The Parliamentary Committee reviewing the draft legislation updating the State’s Casino Control Act has rejected all of Star’s requested changes.

Attorney-General Shannon Fentiman introduced the proposed new rules to Parliament last month following allegations of money laundering, criminal infiltration and other integrity issues raised in casino inquires in other states.

“This bill will ensure Queenslanders can have confidence in the integrity of our casino laws,” she said at the time.

Star’s submission to Parliament’s Legal Affairs and Safety Committee requested a number of tweaks, which it characterised as drafting changes intended to provide more clarity and procedural fairness.

Star wanted the Government to soften a proposed new duty on casino entities and associates “to do everything necessary to ensure that the management and operation of a casino is conducted fairly and honestly.”

This was too black and white for Star, which “respectfully” suggested inserting the word “reasonably” into the new section, to read, “to do everything reasonably necessary…”

The Committee dismissed Star’s request.

Rather, it accepted department advice that Star’s proposed change “would weaken the obligation, potentially inviting unnecessary debate over what constitutes “reasonable” efforts and would make the provision difficult to enforce”.

In other words, it would create an exploitable legal loophole.

Star also didn’t like the idea that, under the new rules, the responsible state minister could issue “a letter of censure” for bad behaviour without first issuing a show cause notice.

“A censure letter obviously has the capacity to reflect negatively on a casino entity,” The Star said in its submission.

It requested the right to comment on any proposed letter of censure before it was issued, “consistent with natural justice and procedural principles”.
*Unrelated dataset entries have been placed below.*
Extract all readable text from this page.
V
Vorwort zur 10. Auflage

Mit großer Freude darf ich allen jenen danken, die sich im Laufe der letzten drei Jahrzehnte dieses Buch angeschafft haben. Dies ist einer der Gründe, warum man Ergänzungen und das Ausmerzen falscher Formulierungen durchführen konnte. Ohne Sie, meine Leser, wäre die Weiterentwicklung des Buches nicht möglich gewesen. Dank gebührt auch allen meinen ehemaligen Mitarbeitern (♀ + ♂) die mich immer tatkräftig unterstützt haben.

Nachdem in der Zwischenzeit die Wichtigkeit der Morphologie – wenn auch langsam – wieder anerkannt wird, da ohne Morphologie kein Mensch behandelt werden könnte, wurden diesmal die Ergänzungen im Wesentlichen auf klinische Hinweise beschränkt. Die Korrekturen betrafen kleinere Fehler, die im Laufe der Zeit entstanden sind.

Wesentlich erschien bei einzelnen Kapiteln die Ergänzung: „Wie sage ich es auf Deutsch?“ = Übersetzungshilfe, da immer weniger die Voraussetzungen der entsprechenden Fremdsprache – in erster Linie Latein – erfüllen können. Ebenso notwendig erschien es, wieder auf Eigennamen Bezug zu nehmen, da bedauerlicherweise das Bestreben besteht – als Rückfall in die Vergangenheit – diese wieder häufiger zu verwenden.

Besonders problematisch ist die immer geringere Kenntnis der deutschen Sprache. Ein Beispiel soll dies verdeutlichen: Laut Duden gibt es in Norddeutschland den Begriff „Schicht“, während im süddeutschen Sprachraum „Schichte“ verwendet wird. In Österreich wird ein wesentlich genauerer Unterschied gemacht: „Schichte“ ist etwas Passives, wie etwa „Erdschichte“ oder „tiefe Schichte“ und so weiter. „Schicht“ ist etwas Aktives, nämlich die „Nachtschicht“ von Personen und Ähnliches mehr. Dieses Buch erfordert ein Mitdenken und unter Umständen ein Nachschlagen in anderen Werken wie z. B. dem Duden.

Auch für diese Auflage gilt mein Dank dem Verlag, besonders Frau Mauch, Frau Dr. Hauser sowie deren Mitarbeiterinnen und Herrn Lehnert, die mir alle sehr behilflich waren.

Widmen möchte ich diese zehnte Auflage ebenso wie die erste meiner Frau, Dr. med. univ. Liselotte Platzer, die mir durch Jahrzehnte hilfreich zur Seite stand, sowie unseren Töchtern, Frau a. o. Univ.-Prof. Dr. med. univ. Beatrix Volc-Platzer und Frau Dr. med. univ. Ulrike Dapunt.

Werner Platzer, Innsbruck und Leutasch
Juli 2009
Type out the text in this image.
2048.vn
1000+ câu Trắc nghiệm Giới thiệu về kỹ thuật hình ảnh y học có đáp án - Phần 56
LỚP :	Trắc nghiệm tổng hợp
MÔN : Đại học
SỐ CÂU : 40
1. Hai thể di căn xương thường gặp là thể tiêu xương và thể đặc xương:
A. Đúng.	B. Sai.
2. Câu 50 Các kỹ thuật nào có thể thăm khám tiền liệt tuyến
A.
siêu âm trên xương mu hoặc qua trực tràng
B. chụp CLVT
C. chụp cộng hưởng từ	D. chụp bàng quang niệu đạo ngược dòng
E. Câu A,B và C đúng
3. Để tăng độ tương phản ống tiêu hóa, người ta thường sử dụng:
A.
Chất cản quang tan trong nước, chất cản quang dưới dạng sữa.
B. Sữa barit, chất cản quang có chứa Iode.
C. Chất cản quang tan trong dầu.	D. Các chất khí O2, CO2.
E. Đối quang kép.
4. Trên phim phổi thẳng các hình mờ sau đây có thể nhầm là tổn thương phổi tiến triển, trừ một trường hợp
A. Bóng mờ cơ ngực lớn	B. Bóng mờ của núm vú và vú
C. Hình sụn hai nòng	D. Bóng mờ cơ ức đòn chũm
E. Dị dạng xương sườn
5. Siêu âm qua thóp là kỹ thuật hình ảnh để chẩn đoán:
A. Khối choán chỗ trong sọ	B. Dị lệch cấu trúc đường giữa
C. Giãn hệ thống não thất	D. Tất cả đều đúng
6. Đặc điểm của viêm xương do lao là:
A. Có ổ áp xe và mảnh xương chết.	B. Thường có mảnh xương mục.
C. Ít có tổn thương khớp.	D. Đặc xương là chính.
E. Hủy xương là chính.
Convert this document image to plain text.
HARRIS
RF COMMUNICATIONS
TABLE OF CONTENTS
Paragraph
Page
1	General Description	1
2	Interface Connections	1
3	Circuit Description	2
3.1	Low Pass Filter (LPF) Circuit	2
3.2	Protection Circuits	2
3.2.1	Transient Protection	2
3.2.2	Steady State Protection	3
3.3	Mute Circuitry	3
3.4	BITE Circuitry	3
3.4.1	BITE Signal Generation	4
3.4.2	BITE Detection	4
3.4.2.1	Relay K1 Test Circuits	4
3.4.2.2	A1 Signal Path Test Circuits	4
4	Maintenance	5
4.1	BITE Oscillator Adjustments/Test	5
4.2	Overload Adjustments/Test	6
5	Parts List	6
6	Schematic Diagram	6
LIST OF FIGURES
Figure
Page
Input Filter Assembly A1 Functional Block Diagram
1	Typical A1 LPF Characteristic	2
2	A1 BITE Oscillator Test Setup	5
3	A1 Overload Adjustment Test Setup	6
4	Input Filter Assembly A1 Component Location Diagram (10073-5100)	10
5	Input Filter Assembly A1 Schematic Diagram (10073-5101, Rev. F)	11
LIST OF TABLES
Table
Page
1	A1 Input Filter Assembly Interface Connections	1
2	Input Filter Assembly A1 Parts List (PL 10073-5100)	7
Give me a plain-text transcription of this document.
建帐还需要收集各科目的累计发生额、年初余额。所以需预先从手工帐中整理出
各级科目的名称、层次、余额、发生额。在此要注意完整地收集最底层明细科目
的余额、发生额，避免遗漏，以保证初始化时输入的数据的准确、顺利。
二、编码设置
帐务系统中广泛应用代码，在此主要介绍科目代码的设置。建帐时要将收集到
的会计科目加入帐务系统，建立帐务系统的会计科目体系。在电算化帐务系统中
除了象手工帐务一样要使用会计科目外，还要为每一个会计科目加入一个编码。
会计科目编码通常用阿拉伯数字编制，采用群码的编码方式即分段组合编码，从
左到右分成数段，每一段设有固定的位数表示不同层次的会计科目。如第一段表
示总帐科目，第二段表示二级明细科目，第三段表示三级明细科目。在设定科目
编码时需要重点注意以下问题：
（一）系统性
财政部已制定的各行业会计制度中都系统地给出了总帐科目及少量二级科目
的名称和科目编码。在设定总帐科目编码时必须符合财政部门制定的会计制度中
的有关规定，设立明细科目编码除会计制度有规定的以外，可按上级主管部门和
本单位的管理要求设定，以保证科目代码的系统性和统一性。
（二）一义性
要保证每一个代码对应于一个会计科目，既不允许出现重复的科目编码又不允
The Committee, which tabled its report on Friday, assured Star that the normal rules of natural justice would apply but didn’t recommend any changes to the draft legislation to accommodate Star’s requested amendments.

“The committee supports the department’s view that the object of the Casino Control Act is to ensure that the State and community as a whole benefit from casino gambling,” it said in summary.

It also accepted the department’s view that “in a circumstance where an act or omission by a casino entity is so serious that it warrants disciplinary action by the Governor in Council, it is necessary, on public interest grounds, for the Governor in Council’s decision to be final and non-reviewable so that the casino entity can be disciplined as quickly as possible and with certainty.”

In short, no loopholes.

The draft legislation now returns to Parliament for debate and a final vote.